Hobi
Tak Cuma Bawa Untung, Kembalinya Maarten Paes Juga Datangkan Masalah bagi John Herdman!
Setelah sebuah penantian panjang selama kurang lebih tujuh bulan, Maarten Paes akhirnya kembali merasakan atmosfer pertarungan yang kompetitif.
Hanya menjadi penghangat bangku cadangan di FC Dallas semenjak bulan Juli 2025 lalu, Paes pada akhirnya kembali menemukan menit bermainnya setelah pindah ke raksasa Liga Belanda, Ajax Amsterdam.
Bukan hanya menjalani menit bermain, Paes yang menurut laman transfermarkt.com sudah dua kali merasakan pertarungan bersama de Amsterdamers itu juga sukses menunjukkan kualitasnya sebagai salah satu penjaga gawang berkelas.
Bagaimana tidak, dari dua pertandingan yang telah dijalaninya bersama Ajax, Paes selalu mencatatkan performa gemilang.

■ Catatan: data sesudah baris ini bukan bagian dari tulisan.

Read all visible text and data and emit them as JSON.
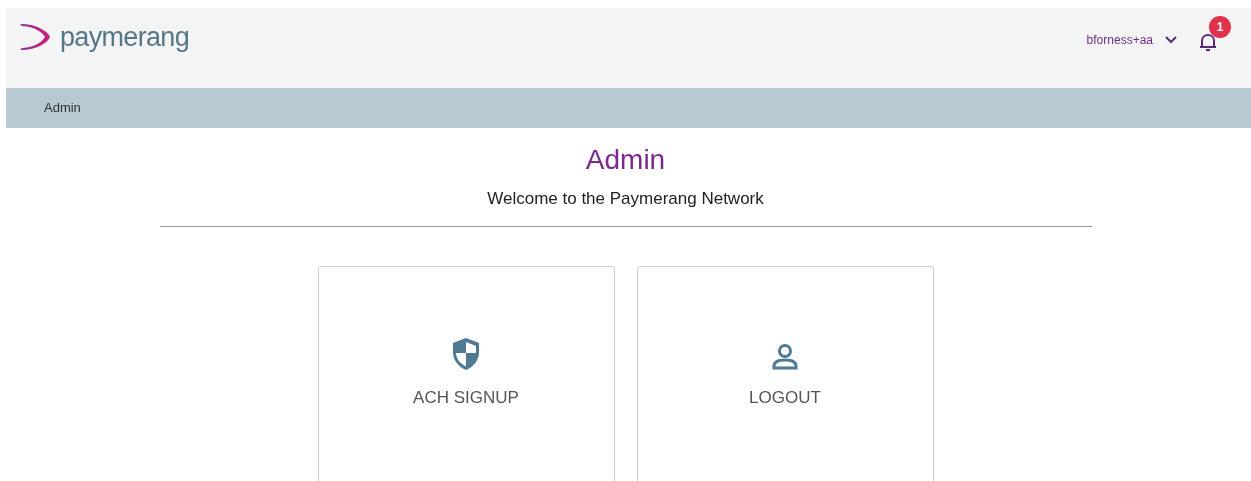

Berdasarkan data yang dirilis oleh laman statistik sofascore, dari dua laga yang telah dijalani oleh Paes, penjaga gawang Timnas Indonesia itu sukses mencatatkan rating sebesar 7,8 ketika bersua NEC Nijmegen (22/2/2026), dan meningkat menjadi 8,3 ketika mengawal jala gawang Ajax di laga melawan PEC Zwolle (1/3/2026).
Bagi seorang penjaga gawang "anyar" yang baru bergabung dengan klub, tentunya catatan ini tak bisa dianggap biasa-biasa saja. Pasalnya, dengan tingginya rating yang didapatkan oleh Paes dalam dua laga pertamanya, setidaknya hal itu menunjukkan tingginya kualitas sang pemain, juga cepatnya proses adaptasi yang dimiliki oleh kiper berjuluk "sang Tembok" itu.

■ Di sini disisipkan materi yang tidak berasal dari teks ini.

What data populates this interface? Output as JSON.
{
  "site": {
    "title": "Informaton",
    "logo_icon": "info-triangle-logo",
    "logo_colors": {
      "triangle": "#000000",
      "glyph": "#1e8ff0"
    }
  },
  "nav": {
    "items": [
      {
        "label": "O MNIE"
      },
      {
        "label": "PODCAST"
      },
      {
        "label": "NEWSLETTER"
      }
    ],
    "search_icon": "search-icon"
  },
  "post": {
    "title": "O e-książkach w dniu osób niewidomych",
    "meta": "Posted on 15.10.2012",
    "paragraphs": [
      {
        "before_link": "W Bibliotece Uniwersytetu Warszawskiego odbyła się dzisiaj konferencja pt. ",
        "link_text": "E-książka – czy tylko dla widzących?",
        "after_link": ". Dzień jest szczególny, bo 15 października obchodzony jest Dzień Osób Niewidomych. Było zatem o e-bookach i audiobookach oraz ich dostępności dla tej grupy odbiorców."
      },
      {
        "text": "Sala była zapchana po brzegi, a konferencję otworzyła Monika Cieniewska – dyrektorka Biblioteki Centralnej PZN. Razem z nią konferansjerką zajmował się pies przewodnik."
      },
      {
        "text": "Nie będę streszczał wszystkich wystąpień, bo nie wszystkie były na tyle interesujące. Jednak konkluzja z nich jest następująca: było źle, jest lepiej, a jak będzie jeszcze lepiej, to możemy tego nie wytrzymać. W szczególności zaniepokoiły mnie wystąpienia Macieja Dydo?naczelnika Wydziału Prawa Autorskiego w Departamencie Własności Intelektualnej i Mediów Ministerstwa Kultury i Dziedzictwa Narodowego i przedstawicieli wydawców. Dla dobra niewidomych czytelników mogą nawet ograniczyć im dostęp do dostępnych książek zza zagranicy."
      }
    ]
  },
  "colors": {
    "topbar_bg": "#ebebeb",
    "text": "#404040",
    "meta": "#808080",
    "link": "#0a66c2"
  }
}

Semakin terbuktinya kualitas Paes bersama Ajax Amsterdam di salah satu liga sepak bola paling kompetitif di dunia tersebut tentunya membawa dampak terhadap Timnas Indonesia.

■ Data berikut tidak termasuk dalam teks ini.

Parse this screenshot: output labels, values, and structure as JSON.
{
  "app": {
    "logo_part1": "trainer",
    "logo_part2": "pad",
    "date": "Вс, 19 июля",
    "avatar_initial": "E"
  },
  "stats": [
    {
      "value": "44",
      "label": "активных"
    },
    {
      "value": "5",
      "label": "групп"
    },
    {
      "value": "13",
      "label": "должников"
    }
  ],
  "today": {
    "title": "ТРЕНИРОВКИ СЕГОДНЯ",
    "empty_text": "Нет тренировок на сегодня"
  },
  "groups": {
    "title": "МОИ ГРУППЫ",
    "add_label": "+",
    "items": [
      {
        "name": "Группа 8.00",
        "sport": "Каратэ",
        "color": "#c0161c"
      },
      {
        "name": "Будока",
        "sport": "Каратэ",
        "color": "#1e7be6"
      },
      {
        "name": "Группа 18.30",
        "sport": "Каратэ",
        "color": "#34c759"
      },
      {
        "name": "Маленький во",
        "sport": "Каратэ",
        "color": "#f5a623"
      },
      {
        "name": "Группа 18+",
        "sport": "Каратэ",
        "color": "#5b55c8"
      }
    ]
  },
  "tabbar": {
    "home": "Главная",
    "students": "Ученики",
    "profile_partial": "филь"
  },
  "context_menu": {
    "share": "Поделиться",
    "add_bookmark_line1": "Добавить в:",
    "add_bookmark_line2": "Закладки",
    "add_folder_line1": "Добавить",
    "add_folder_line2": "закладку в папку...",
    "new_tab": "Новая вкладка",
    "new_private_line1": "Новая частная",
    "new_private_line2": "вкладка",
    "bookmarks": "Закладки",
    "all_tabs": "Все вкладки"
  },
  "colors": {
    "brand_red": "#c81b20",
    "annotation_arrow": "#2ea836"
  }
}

Namun sayangnya, bukan hanya dampak positif saja yang dibawa oleh comeback manis seorang Maarten Paes, namun juga dampak negatif yang secara tak langsung tertuju pada John Herdman.
Dampak positifnya tentu saja membuat posisi penjaga gawang Timnas Indonesia relatif aman karena memiliki dua kiper dengan kualitas kelas Eropa.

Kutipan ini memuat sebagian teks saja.